Senin, 11 Februari 2030
Rumah untuk yang Tak Termuat
Orang yang baru pindah ke rumah pertama biasanya berdiri sejenak di ambang pintu, hampir tak percaya. Tempat sekecil ini akan menampung seluruh hidup: tidur, makan, tawa, doa. Ada haru yang aneh saat ruang terbatas dipercayakan memuat sesuatu yang jauh lebih besar dari ukurannya.
Haru semacam itu memenuhi bacaan pertama. Setelah bertahun-tahun, tabut perjanjian akhirnya diusung masuk ke Bait yang dibangun Salomo. Awan turun memenuhi rumah itu, sampai para imam tidak tahan berdiri, sebab kemuliaan TUHAN memenuhinya. Dan Salomo, di puncak sukacitanya, mengucapkan satu kalimat yang mengandung seluruh paradoks iman: aku telah mendirikan rumah kediaman bagi-Mu.

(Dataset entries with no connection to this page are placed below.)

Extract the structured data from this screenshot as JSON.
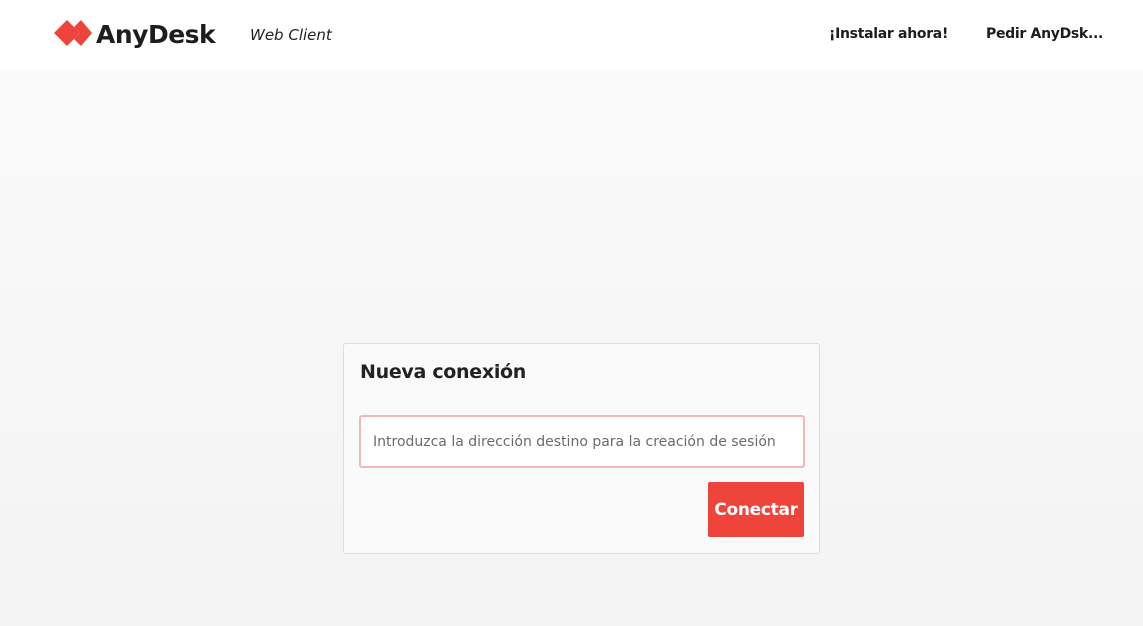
{
  "header": {
    "brand_name": "AnyDesk",
    "subtitle": "Web Client",
    "install_link": "¡Instalar ahora!",
    "order_link": "Pedir AnyDsk..."
  },
  "connection": {
    "title": "Nueva conexión",
    "address_placeholder": "Introduzca la dirección destino para la creación de sesión",
    "address_value": "",
    "connect_label": "Conectar"
  },
  "colors": {
    "brand_red": "#ef443b",
    "input_focus_border": "#f4b7b7"
  },
  "icons": {
    "logo": "anydesk-diamond-logo-icon"
  }
}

Ia sendiri tahu betapa mustahilnya kalimat itu. Bagaimana mungkin Allah yang langit pun tak sanggup memuat-Nya, mau menetap di dalam bangunan dari batu? Namun itulah yang dikehendaki Allah: menjadi dekat, bisa didatangi, bisa disapa di satu tempat.
Injil hari ini melanjutkan kerinduan yang sama dari sisi manusia. Di Genesaret orang berlari-lari mengusung yang sakit, memohon hanya diperbolehkan menjamah jumbai jubah Yesus. Allah yang tak termuat langit kini bisa disentuh ujung jubah-Nya, berjalan di antara pasar dan kampung.
Dan sejak Pembaptisan, kita tahu bait itu berpindah lagi: Roh Allah berkenan diam di dalam diri kita yang rapuh.
Kalau hati kita ini rumah yang dipilih Allah untuk didiami, sudahkah kita membersihkannya, atau kita biarkan penuh sesak oleh barang lain?
Tuhan, sungguh ajaib Engkau mau tinggal dalam diriku yang kecil ini. Bersihkanlah rumah hatiku, supaya layak Kaudiami. Amin.